We can't have people increasing their wealth. Lets make personal advice more expensive and difficult to get so less people get advice - said no responsible government ever.

The expense (and hence return) data which ASIC is relying on is via the Productivity Commission and is a direct and simple take from records of expense claims within the individual SMSFs. The reality is much more complex. SMSFs with geared properties will have significant interest expense, and so the net return will be lower. Depreciation and other allowable deductions will also reduce reported returns, as will investment in assets with deferred tax characteristics . Such distortions are are amplified when the fund contains a long term asset like property, which may or may not be revalued in any particular year. Many SMSFs, particularly those managed under the auspices of accounting firms have significant cash balances. These would also be expected to have lower returns. ASIC is telling half truths. It has made no attempt to actually review real data - relying instead on data from the productivity commission, which itself made clear the fact that the data was difficult to draw conclusions from. Moreover, using data from one year is simply reckless. SMSFs are not ASICs domain to regulate, and it is without authority, grossly extending its regulatory ambit.
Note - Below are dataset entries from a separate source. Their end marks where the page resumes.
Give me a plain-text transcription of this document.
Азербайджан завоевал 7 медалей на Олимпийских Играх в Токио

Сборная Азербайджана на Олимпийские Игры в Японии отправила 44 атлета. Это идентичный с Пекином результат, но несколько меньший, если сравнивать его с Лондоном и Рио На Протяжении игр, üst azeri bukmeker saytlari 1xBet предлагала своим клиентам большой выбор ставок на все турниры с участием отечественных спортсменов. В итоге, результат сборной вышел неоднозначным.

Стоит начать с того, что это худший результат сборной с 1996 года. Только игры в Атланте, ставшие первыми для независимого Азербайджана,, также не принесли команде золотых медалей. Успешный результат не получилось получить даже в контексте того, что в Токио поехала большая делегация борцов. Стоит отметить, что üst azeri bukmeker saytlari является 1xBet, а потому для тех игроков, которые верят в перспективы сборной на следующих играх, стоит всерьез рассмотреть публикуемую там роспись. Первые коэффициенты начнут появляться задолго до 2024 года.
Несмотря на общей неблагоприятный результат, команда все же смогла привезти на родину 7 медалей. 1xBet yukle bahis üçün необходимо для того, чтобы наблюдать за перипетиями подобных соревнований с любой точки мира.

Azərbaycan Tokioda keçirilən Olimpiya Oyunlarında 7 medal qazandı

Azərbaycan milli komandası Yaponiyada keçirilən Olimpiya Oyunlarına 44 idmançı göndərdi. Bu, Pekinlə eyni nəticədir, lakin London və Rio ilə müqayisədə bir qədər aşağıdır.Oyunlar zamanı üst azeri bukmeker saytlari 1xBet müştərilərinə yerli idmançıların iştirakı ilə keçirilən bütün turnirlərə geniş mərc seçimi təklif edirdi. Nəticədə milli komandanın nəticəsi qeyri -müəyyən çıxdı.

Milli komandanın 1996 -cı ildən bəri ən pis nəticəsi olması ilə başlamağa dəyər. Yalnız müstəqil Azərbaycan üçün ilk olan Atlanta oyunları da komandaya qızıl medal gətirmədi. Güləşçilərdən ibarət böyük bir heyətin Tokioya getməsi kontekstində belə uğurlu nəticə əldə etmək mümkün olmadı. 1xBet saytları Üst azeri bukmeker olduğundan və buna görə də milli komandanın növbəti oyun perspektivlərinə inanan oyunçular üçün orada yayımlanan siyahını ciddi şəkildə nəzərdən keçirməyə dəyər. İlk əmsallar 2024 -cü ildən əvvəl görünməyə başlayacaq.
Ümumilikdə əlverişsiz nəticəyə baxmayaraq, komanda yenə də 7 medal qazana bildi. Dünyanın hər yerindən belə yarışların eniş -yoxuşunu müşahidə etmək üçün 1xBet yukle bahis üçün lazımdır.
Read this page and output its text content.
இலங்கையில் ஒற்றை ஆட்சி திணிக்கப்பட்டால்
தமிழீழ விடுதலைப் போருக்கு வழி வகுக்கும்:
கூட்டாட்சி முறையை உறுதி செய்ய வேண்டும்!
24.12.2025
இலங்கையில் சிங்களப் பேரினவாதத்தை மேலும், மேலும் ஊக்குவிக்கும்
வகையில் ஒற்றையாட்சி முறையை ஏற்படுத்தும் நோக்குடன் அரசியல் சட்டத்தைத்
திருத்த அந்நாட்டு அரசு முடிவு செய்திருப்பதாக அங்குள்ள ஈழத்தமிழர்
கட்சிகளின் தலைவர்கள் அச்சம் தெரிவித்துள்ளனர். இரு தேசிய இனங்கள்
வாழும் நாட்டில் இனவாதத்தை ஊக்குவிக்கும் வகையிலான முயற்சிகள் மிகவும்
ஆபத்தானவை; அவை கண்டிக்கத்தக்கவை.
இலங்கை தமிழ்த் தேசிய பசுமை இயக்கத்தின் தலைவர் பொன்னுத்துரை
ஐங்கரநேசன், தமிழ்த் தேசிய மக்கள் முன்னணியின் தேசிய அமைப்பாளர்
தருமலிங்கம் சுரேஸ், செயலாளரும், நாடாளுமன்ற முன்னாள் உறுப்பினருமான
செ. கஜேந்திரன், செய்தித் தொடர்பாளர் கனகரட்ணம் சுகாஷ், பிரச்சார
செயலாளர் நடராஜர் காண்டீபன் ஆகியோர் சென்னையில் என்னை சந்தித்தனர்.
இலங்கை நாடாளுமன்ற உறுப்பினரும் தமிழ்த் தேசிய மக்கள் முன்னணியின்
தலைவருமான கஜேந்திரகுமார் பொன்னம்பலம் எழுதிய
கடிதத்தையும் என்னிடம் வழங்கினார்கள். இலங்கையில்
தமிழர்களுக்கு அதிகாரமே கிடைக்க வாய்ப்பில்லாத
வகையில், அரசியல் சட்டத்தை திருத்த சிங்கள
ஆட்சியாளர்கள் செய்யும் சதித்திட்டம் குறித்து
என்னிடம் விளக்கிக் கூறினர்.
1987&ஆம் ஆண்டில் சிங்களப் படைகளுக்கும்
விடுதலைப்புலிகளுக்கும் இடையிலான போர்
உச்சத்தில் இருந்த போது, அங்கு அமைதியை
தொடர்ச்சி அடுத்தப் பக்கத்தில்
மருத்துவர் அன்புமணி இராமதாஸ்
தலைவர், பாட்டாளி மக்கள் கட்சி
Would I be misunderstood if I said this is simply ASIC now going after the FUM in SMSF's on behalf of Industry Super? Retails done.

Certainly smells like it. Danielle Press started off with a market pedigree, but spent years in industry super. Karen Chester is an acolyte of behavioral economics, which is the port-modern/neo-marxist branch of the discipline. It's basic presumption is that people cannot think for themselves.

First ASIC dares to suggest that accountant advice may not be the superior paragon of virtue former ASIC Chairman Medcraft actively promoted it as. Then ASIC has the temerity to suggest SMSFs may be leading to sub optimal outcomes!

Clearly there has been a changing of the guard at ASIC. And not before time. Let's hope we see some action from ASIC to crack down on accountants that have recommended (or implemented without due care) inappropriate SMSFs.

Expensive, badly managed, SMSFs are creating far worse outcomes for consumers than the old style AMP/MLC products ever did.

what is really annoying about these dart-board stats is they would be composed of 'convenient' data that bares little if any resemblance to a apple-4-apple comparison? they just don't give up do they? its basically like Sly Stallone in Judge Dredd - judge, jury, executioner all-in-one with this mob.